Le journaliste parle également des dégâts matériels, des stigmates toujours visibles dans la Ville Rose, de la reconstruction qui prendra des années, et de l’enquête en cours.
J’ai le cœur serré par l’évocation de cette catastrophe. Et pourtant, mon bonheur ne fait que croître minute après minute. Et lorsque le panneau « Pau 14 km » apparaît dans les phares de la voiture, je suis fou de joie. Je me dis que la vie est courte, et fragile, et qu’il faut profiter des cadeaux qu’elle nous apporte.
Avec la nuit, je galère à trouver la place Clémenceau, lieu du rendez-vous. J’appelle Jérém, mais lui non plus ne sait pas bien m’expliquer le chemin depuis la sortie d’autoroute. Il finit par me passer un gars, probablement un joueur de l’équipe de Pau. Avec sa voix grave de mâle et son intense accent béarnais, le type me guide patiemment à destination.

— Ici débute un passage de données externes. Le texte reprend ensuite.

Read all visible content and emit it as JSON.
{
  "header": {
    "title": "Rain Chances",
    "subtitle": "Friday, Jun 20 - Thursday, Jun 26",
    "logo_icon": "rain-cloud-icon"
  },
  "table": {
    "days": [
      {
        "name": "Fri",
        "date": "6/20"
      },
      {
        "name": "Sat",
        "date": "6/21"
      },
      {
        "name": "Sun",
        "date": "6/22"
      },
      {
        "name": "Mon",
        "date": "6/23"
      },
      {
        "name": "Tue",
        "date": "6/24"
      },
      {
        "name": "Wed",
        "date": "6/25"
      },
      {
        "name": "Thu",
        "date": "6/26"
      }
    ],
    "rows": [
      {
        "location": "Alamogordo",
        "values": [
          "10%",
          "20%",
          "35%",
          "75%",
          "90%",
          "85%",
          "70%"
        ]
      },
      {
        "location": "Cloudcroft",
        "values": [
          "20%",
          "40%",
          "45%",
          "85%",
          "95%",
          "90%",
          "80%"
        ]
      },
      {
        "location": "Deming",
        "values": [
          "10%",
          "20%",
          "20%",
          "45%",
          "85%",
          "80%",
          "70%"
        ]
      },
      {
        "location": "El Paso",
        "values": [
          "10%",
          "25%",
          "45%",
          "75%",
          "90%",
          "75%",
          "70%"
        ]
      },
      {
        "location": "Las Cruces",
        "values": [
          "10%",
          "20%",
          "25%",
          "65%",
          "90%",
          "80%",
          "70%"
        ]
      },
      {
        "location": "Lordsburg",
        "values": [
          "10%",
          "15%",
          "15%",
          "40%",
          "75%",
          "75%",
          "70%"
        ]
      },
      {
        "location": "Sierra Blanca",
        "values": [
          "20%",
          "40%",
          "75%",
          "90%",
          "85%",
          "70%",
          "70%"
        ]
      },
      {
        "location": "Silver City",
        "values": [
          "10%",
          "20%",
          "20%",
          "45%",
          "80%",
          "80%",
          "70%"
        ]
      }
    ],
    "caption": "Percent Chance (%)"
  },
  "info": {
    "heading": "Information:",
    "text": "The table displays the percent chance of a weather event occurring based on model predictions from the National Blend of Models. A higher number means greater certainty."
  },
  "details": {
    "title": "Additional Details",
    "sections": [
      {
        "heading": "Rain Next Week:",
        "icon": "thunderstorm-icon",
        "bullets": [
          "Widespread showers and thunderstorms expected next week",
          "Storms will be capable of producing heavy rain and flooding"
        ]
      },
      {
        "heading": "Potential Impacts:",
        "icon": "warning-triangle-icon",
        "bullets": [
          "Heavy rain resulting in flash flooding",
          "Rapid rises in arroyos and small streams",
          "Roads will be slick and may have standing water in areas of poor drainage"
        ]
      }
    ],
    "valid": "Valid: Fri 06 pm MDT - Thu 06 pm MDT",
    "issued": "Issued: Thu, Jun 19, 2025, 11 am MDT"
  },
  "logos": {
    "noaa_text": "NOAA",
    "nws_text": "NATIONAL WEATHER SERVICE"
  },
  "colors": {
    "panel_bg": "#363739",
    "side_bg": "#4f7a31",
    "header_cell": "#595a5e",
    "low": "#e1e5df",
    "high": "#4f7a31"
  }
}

Je retrouve Jérém devant les Galeries Lafayette en compagnie d’un gars, certainement mon GPS d’un soir. Mon beau brun est planté là, un gros sac de sport posé à terre à côté de lui. Dès que je le vois, mon cœur a des ratés. Je prends de profondes inspirations et j’essaie de contenir mon émotion. Son blouson d’étudiant américain blanc et bleu ouvert sur un t-shirt blanc col rond embrase mes neurones l’un après l’autre. Le beau sourire avec lequel il m’accueille me fait fondre. Je descends de la voiture en état d’apnée avancée.
A cet instant précis, tu es heureux, Jérémie. Car tu as attendu ce moment depuis un long moment. Il te tardait vraiment de revoir Nico. Avoue-le, tu as eu la trouille qu’il ne vienne pas, et tu aurais été triste et peiné qu’il ne soit pas là pour fêter ton bonheur actuel avec toi.
Oui, tu as eu peur de l’avoir perdu pour de bon. Tu as eu peur qu’il ait rencontré quelqu’un d’autre capable de le rendre plus heureux que toi. Tu as eu peur qu’il t’oublie.
Alors, tu es tellement heureux qu’il soit là ! Ses cheveux, ses grands yeux, son regard amoureux, son cou sensuel, son petit physique bandant, tout te plaît en lui.
Tu as envie de lui faire mille câlins, tu as envie de lui faire l’amour, tu as envie de le voir prendre son pied. Parce que le voir prendre son pied rend le tien vraiment dingue. Et tu as également envie qu’il soit en toi, car Nico est le seul garçon avec qui tu te sens assez à l’aise pour te donner de cette façon. Car jamais tu ne t’es senti aussi bien après avoir joui que dans ses bras et dans son regard. Comparé à tout ça, les aventures à Paris, ce n’est rien, rien du tout, juste un moyen de se vider les couilles de temps à autre.
Tu as envie de retrouver ton Ourson, car lorsqu’il est avec toi, tu te sens bien, et la vie te semble vraiment plus simple. Tu as envie de le retrouver, et de le retrouver à Campan. Car tu sais que vous n’êtes jamais aussi bien que là-haut.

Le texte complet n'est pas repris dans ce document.